Onyx programs are described using immutable data structures, putting a powerful force in the hands of the developer to cross language and machine boundaries at runtime. Onyx knows how to speak to many storage solutions, including those below.

{
    "onyx/name": "in",
    "onyx/medium": "kafka",
    "onyx/plugin": "onyx.plugin.kafka/input",
    "onyx/type": "input",
    "onyx/language": "clojure",
    "onyx/batch-size": 20,
    "onyx/doc": "Reads segments from a Kafka topic",
    "kafka/topic": "tweets",
    "kafka/zookeeper": "127.0.0.1:2181",
    "kafka/group-id": "onyx-consumer"
}

Powerful Streaming Primitives

Advancing windowing APIs split up a potentially unbounded data set into finite, possibly overlapping portions.
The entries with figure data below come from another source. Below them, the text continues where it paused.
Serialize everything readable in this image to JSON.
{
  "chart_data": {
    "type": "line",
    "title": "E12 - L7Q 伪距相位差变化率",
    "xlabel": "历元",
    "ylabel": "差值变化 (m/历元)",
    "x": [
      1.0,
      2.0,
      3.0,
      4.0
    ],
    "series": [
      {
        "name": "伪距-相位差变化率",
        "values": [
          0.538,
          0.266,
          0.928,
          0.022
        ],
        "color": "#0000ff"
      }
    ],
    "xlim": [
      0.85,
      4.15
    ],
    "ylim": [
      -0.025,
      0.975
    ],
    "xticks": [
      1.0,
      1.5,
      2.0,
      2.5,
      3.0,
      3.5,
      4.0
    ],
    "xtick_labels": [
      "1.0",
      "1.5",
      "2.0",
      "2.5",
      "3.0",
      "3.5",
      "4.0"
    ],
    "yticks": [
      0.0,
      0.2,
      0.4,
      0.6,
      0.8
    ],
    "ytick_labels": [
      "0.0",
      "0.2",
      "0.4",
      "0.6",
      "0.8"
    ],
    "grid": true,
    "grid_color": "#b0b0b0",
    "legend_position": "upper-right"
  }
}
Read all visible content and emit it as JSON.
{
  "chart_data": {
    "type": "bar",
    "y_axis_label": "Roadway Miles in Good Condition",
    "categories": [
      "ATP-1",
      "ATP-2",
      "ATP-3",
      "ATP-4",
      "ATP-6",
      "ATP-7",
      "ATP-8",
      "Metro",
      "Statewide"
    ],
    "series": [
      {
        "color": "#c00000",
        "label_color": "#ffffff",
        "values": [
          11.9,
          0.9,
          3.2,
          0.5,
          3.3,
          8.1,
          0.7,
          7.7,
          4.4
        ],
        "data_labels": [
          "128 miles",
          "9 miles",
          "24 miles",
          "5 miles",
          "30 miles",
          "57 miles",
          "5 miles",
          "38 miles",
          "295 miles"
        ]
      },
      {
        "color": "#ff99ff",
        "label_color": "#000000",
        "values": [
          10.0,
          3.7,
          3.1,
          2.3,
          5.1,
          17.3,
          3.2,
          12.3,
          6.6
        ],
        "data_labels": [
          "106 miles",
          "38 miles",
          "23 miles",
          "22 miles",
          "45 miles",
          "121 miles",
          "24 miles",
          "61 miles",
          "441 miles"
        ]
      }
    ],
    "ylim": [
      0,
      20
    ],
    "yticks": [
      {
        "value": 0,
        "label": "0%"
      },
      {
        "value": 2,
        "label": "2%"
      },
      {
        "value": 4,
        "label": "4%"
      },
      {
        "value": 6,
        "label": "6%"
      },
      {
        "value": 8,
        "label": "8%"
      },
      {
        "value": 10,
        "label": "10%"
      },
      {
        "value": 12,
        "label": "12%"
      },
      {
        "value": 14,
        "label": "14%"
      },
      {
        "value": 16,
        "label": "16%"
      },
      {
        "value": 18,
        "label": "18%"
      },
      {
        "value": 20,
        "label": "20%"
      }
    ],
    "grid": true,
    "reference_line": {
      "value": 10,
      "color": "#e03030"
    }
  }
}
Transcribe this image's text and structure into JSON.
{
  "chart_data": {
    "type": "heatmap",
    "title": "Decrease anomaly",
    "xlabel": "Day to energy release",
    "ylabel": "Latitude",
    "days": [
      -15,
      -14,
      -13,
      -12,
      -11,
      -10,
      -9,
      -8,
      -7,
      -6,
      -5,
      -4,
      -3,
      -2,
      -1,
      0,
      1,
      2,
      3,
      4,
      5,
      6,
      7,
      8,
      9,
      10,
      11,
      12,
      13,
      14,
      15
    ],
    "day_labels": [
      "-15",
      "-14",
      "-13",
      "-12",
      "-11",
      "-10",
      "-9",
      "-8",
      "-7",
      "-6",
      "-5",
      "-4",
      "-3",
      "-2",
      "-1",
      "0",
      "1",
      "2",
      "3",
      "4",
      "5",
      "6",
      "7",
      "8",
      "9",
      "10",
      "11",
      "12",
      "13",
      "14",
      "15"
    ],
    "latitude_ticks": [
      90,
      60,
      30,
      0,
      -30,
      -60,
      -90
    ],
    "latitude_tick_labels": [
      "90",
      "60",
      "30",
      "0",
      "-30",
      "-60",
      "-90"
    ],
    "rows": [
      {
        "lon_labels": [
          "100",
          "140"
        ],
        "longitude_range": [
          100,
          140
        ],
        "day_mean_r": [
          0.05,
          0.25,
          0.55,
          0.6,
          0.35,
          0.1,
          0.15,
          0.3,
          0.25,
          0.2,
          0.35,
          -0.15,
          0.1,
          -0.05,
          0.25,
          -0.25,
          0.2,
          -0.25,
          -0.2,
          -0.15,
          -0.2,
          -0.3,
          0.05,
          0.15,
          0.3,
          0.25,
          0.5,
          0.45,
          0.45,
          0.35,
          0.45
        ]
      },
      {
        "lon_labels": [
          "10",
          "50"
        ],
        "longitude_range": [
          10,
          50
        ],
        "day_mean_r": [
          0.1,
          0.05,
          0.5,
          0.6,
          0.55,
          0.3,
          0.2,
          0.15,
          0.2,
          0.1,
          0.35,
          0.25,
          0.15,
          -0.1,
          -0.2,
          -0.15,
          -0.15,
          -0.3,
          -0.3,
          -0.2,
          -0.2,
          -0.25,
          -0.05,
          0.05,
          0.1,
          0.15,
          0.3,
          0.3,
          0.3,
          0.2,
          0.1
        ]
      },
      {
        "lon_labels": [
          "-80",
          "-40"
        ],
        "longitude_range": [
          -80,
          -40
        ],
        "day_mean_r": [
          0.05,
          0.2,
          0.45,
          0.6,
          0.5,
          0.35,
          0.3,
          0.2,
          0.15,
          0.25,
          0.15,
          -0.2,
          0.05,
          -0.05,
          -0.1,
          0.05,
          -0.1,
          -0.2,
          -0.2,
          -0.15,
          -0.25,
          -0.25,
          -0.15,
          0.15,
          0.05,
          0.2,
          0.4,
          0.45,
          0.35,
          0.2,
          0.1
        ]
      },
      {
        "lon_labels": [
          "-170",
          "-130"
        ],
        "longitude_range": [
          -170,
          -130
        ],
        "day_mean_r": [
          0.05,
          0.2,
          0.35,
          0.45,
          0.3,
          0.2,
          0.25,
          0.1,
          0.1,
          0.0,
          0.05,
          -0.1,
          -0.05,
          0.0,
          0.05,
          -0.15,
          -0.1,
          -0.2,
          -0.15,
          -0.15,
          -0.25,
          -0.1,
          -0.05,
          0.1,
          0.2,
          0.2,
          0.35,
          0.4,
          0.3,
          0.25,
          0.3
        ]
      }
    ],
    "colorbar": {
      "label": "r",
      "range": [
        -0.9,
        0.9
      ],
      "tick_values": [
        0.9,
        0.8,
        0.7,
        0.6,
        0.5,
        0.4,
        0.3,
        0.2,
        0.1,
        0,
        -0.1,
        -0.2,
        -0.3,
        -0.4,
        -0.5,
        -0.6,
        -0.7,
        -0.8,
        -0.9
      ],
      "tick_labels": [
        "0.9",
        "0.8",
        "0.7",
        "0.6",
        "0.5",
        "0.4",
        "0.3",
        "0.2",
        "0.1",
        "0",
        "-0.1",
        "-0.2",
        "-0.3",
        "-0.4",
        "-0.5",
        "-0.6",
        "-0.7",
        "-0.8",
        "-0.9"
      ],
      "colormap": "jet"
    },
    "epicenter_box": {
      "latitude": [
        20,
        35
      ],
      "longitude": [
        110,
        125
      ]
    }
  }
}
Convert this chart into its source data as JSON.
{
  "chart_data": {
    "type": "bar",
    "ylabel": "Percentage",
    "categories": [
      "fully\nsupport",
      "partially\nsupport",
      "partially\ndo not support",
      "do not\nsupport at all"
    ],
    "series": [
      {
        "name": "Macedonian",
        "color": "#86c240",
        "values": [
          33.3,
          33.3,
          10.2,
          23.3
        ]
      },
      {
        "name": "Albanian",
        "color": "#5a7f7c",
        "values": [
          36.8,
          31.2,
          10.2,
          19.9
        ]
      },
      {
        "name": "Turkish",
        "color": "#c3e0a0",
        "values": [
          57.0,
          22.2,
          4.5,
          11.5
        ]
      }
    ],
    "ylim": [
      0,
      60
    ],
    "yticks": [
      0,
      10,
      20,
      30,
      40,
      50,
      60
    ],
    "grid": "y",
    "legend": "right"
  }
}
Aggregations over distinct portions of a stream are as simple as a data structure.

fixed-windows sliding-windows session-windows global-windows
aggregations timer-triggers segment-triggers refinement-modes
{
    "window/id": "sum-transactions",
    "window/task": "parse-price",
    "window/type": "sliding",
    "window/aggregation":
      ["onyx.windowing.aggregation/sum", "price"],
    "window/window-key": "event-time",
    "window/range": [5, "minutes"],
    "window/slide": [1, "minute"],
    "window/doc": "Sum the price field into sliding windows"
}

Native Abstractions

Onyx keeps its own abstractions to an absolute minimum. Instead, it leverages the abstractions that already exist in languages for data structures and functional transformations. When in Clojure, write plain Clojure functions. When in Java, write plain Java classes. No cruft, no inheritance insanity, no ill-defined interfaces. Data in, data out.

(defn split-into-words [min-chars {:keys [tweet]}]
  (->> (clojure.string/split tweet #"\s")
       (filter (fn [word] (> (count word) min-chars)))
       (map (fn [word] {:word word}))))